The use of efficient and inexpensive substrates (2D matrices) for cultivation and differentiation of nerve cells in vitro is important for the creation of tissue engineering constructs intended for the treatment of nervous system pathologies. Recombinant analogues of the orb-weaver spider dragline-silk proteins spidroins 1 and 2 appear promising in addressing this task. The aim of the study was to evaluate the effect of cell substrates derived from mixtures of recombinant spidroins (RS) rS1/9 and rS2/12 with hybrid proteins (HP) containing rS1/9 monomer fused with biologically active peptides on gene expression levels of key synapse-specific proteins and viability of the human neuroblastoma SH-SY5Y cell line during directed cholinergic differentiation. A two-stage scheme of directed cholinergic differentiation of SH-SY5Y cells using retinoic acid and brain-derived neurotrophic factor (BDNF) was implemented. Cell viability was assessed via MTT assay and crystal violet staining. The mRNA levels of the studied genes were assessed by real-time PCR. Directed differentiation of the SH-SY5Y cells was marked by a significant increase in the gene expression levels of synaptophysin, synapsins I and II, and the postsynaptic protein PSD-95. The highest cell viability and increased PSD-95 expression levels were observed during differentiation on a matrix consisting of RS rS1/9 and rS2/12 mixed with the RGDS peptide (present in extracellular matrix proteins) and heparin-binding peptide (HBP, laminin fragment) containing HPs. The highest efficiency during the differentiation of the SH-SY5Y cells was demonstrated by a matrix consisting of the mixture of RS rS1/9 and rS2/12 and a HP made up by RS rS1/9 monomer fused with RGDS (the ligand of integrins) and HBP (the ligand of growth factors and syndecans). Matrices consisting of RS rS2/12 alone or the mixture of rS2/12 with HP(RGDS) showed lower efficiency, although the use of the GRGGL peptide (which interacts with the neural cell adhesion molecules and is a component of RS rS1/9) led to an increase in efficiency.

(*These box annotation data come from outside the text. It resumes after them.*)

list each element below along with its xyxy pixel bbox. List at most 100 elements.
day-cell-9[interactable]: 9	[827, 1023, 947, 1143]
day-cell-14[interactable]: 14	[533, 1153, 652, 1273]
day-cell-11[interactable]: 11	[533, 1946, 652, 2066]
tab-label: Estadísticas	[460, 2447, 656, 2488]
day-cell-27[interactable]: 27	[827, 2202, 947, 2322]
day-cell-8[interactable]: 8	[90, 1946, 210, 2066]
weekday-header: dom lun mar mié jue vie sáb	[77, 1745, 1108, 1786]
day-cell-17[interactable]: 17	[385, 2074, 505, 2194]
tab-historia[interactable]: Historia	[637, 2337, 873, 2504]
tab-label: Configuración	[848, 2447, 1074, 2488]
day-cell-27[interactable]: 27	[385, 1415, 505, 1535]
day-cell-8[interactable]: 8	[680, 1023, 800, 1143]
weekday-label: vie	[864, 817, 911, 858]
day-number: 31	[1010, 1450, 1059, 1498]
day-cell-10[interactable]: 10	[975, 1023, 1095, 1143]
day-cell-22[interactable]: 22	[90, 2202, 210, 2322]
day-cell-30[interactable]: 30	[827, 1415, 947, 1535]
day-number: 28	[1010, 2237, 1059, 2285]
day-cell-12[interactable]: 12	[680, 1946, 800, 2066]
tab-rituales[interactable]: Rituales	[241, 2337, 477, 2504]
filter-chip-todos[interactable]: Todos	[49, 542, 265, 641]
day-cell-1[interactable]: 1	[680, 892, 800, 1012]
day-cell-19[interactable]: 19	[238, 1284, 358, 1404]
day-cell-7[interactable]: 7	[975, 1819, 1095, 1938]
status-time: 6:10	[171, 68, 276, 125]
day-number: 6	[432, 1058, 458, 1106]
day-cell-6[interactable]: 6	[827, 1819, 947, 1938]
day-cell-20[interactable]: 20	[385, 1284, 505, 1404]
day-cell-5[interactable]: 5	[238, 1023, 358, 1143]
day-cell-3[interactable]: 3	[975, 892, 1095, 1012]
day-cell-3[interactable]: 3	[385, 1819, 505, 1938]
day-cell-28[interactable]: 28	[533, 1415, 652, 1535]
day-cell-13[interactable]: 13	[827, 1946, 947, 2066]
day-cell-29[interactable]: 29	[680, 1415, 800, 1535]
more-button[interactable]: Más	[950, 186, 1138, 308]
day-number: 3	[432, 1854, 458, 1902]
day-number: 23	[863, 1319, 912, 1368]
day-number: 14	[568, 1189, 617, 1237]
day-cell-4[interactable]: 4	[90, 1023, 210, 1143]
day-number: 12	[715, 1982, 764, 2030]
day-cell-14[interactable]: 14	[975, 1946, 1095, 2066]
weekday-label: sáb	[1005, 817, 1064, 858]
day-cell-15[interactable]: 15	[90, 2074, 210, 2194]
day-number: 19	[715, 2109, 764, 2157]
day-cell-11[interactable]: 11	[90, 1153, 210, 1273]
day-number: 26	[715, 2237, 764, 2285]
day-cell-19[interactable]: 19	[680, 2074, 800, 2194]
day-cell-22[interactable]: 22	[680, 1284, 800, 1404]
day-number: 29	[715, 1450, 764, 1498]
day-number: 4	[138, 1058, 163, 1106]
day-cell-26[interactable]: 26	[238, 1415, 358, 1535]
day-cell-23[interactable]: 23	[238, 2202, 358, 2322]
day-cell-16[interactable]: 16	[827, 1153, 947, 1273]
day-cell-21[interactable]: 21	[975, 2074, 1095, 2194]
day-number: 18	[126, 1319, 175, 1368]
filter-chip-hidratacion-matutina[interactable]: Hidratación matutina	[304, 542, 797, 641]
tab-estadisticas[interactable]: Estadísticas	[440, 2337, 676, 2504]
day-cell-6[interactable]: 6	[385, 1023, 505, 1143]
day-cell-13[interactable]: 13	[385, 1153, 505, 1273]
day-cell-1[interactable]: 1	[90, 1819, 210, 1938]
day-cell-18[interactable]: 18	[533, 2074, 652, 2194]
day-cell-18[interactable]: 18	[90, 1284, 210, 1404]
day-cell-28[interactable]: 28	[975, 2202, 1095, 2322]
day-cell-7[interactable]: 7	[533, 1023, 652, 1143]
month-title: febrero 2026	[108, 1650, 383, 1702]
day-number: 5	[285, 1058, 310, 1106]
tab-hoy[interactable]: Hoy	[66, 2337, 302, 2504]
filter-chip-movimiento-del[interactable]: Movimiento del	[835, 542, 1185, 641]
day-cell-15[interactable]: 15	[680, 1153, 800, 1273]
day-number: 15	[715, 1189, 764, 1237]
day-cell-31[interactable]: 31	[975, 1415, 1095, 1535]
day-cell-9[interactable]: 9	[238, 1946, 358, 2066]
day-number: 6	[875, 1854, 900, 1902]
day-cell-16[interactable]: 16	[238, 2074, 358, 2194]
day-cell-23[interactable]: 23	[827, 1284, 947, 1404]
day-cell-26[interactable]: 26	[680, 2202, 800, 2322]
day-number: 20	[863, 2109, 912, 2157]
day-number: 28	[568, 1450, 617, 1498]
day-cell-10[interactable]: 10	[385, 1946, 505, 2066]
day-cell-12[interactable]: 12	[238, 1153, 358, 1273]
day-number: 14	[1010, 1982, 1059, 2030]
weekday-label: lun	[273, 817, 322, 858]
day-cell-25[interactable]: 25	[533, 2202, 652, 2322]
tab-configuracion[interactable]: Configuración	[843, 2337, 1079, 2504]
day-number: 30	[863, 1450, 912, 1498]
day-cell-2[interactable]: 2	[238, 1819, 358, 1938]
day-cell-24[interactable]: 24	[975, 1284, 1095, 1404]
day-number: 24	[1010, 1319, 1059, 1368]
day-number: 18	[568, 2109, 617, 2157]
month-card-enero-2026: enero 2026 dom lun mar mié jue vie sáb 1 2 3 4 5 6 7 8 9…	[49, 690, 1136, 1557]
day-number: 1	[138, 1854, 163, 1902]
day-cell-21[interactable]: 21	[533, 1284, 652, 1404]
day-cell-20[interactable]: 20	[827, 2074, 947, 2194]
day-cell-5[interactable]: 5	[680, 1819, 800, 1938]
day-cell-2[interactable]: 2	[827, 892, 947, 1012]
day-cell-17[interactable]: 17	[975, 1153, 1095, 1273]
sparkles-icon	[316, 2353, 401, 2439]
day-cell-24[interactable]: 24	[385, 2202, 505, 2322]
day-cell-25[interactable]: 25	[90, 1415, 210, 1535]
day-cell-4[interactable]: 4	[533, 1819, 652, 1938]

使用高效且廉价的基质（2D 基质）在体外培养和分化神经细胞对于创建用于治疗神经系统病理的组织工程结构非常重要。圆织蜘蛛拖丝蛋白 spidroins 1 和 2 的重组类似物似乎有望解决这一任务。本研究的目的是评估源自重组蛛丝蛋白 (RS) rS1/9 和 rS2/12 的混合物以及含有与生物活性肽融合的 rS1/9 单体的杂合蛋白 (HP) 的细胞底物对基因表达水平的影响人神经母细胞瘤 SH-SY5Y 细胞系在定向胆碱能分化过程中的关键突触特异性蛋白和活力。使用视黄酸和脑源性神经营养因子（BDNF）实施 SH-SY5Y 细胞定向胆碱能分化的两阶段方案。通过MTT测定和结晶紫染色评估细胞活力。通过实时 PCR 评估所研究基因的 mRNA 水平。SH-SY5Y 细胞定向分化的特点是突触素、突触素 I 和 II 以及突触后蛋白 PSD-95 的基因表达水平显着增加。在由 RS rS1/9 和 rS2/12 与 RGDS 肽（存在于细胞外基质蛋白中）和肝素结合肽（HBP、层粘连蛋白片段）混合组成的基质上分化期间，观察到最高的细胞活力和增加的 PSD-95 表达水平）含有HP。由 RS rS1/9 和 rS2/12 混合物组成的基质以及由 RS rS1/9 单体与 RGDS（整合素配体）融合组成的 HP 证明了 SH-SY5Y 细胞分化过程中的最高效率和HBP（生长因子和多配体的配体）。尽管使用了 GRGGL 肽（与神经细胞粘附分子相互作用，并且是 RS rS1/9 的组成部分），但仅由 RS rS2/12 或 rS2/12 与 HP(RGDS) 的混合物组成的基质显示出较低的效率导致效率的提高。